Dr. Ragland’s extensive career in academia and psychoanalysis spans over five decades and is distinguished by her unwavering commitment to scholarly excellence and clinical expertise. Having earned her doctoral degree in French language and literature from the University of Michigan at Ann Arbor in 1972, writing a dissertation on literature and psychology, she commenced her illustrious journey as a professor within the French Department at the University of Illinois at Chicago, a role she held until 1986 when she moved to the University of Florida at Gainesville to join the Institute for the Psychological Study of the Arts in the English Department. In 1989, she accepted the Chairmanship of the English Department of the University of Missouri at Columbia, a department from which she retired in 2014. During her period in Missouri, her scholarly pursuits led her to the University of Paris VIII (Sorbonne), where she assumed a teaching position within the Department of Psychoanalysis from 1994 to 1995.
Following her tenure at the University of Paris, Dr. Ragland returned to the United States, where she became Professor Emerita.

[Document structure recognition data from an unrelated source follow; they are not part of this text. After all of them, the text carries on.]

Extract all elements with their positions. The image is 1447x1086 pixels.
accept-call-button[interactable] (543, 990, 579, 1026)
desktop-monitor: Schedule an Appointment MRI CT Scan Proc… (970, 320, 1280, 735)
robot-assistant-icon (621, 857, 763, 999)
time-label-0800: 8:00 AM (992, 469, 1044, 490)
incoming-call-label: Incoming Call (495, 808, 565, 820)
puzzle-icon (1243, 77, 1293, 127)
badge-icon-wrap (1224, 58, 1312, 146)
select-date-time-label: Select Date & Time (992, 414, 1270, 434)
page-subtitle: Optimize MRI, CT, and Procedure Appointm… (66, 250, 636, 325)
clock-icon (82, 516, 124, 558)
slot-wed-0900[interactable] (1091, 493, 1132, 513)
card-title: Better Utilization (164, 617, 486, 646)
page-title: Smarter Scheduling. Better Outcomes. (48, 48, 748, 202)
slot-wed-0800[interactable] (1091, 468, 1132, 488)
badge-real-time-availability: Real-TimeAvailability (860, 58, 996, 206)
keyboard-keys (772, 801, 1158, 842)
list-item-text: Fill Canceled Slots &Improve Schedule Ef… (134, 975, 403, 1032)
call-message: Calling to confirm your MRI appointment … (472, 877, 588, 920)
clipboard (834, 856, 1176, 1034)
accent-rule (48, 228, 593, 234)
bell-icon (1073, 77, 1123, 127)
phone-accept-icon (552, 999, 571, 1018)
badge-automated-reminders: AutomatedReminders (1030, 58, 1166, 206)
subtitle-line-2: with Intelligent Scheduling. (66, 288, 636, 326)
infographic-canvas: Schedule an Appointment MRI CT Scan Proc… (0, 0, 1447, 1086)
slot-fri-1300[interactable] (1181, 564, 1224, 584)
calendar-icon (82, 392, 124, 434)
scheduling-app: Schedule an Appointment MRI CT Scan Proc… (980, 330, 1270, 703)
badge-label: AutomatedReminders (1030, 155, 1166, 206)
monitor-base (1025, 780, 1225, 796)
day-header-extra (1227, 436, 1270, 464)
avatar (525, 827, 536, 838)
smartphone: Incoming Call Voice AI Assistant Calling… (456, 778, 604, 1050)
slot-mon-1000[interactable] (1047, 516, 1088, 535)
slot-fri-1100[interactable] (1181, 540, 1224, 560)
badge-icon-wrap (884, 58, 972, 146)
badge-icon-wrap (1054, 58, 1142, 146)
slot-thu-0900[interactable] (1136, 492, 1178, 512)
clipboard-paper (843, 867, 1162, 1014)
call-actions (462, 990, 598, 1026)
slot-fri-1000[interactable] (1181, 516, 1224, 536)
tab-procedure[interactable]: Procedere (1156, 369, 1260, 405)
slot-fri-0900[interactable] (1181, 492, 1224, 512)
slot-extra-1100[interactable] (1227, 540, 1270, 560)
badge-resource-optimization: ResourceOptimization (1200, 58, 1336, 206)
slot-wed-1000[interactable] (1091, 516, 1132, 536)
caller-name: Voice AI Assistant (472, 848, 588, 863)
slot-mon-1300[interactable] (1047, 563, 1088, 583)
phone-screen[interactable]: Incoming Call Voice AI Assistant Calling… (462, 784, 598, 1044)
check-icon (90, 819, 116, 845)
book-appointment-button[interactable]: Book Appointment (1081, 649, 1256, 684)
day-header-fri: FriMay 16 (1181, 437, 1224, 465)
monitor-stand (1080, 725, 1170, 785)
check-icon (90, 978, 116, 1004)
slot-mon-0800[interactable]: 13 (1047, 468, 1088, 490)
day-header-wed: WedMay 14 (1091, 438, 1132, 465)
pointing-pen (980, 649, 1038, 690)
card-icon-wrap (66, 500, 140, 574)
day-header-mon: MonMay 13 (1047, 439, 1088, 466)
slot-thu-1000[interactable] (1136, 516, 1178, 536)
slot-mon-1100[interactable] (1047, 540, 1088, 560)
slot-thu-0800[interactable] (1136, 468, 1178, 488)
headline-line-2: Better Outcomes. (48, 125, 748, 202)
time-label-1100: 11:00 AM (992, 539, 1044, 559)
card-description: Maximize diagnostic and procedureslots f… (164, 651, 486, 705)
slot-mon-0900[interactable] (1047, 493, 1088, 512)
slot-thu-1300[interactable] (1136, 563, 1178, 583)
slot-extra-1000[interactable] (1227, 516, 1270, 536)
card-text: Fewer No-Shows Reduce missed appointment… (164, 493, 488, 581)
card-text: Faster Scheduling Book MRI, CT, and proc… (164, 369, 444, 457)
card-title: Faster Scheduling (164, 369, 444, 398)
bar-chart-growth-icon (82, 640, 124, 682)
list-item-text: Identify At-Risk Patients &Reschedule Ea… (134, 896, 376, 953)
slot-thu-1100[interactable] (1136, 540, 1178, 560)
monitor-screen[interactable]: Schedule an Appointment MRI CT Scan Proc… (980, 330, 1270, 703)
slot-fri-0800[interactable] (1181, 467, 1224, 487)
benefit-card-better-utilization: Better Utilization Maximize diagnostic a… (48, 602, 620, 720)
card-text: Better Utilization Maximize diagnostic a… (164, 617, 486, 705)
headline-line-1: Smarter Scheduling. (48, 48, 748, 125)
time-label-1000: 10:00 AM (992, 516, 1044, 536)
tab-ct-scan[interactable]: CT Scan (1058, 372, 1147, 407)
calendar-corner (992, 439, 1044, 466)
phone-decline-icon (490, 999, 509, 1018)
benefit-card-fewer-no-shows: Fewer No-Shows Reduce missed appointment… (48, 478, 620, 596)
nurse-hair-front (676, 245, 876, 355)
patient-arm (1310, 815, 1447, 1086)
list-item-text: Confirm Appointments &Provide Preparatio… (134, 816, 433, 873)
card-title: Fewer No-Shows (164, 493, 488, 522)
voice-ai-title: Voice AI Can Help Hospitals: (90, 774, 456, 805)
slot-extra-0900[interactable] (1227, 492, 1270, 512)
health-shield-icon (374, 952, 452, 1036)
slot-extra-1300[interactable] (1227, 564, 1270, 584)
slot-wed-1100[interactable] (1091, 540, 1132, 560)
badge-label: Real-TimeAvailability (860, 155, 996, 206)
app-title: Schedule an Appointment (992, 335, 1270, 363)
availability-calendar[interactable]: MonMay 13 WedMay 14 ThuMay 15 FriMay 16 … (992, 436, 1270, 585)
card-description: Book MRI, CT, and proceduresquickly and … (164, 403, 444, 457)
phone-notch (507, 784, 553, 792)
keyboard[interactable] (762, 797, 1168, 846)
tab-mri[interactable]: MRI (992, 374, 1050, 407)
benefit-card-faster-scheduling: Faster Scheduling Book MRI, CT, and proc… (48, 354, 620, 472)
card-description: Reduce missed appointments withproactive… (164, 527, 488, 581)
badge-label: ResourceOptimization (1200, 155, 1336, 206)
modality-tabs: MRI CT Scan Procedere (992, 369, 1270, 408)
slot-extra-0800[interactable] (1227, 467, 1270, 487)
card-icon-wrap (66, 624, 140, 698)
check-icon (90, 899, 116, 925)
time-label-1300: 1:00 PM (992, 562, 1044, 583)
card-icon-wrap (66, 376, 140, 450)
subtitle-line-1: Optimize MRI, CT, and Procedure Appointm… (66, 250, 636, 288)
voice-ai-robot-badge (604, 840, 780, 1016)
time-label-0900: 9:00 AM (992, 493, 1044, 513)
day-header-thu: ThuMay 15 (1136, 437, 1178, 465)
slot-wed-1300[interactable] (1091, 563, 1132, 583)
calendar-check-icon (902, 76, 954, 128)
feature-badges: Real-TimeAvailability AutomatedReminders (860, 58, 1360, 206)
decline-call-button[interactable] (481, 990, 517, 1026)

Notably, her leadership and vision were instrumental in building the English Department to national stature and in merging the French and English departments at the university, fostering interdisciplinary collaboration and diversity in faculty recruitment. In 2009, she embarked on a new chapter in her career, establishing a private practice as a psychoanalyst.
Drawing upon her extensive training in literature and psychoanalysis, Dr. Ragland provides insightful and unwavering care to her patients, earning her a reputation for her Lacanian approach to mental health. One of the foremost minds of her generation, she has authored over 10 books and over 100 articles and chapters in books, solidifying her status as a leading authority in psychoanalytic scholarship. Her seminal work, “Jacques Lacan and the Philosophy of Psychoanalysis,” published in 1986, garnered international acclaim for its incisive analysis of Lacanian theory and for being the first book in the anglophone world to explain Lacan’s hermetic teaching, which introduces a new theory of human energetics and of how language works. Additionally, her 2004 publications, “The Logic of Sexuation: From Aristotle to Lacan” and “Lacan: Topologically Speaking,” continue to influence scholarly discourse on gender and sexuality, as well as on the role of topology in Lacan’s teaching. Dr. Ragland has reduced her analytic caseload to concentrate on her writing, fully immersing herself in four books, one of which is nearly complete, a book that will serve as her second PhD in psychoanalysis from the University of Paris.
Lamenting the diminishing emphasis on interpersonal communication between practitioners and patients in favor of neurological and pharmacological treatments, Dr. Ragland is committed to her pivotal role of reshaping psychoanalysis in the United States. Her current book challenges the inherently problematic conception of “disorders” in the “Diagnostic and Statistical Manual of Mental Disorders” system, finding its failure to define either normalcy or disorder as perplexing and arguing that its broad categories tend to pathologize rather than help human suffering. Ultimately, the goal of her work is to contribute to a collective effort aimed at confronting a systemic framework that she perceives as neglectful of the well-being the human condition merits.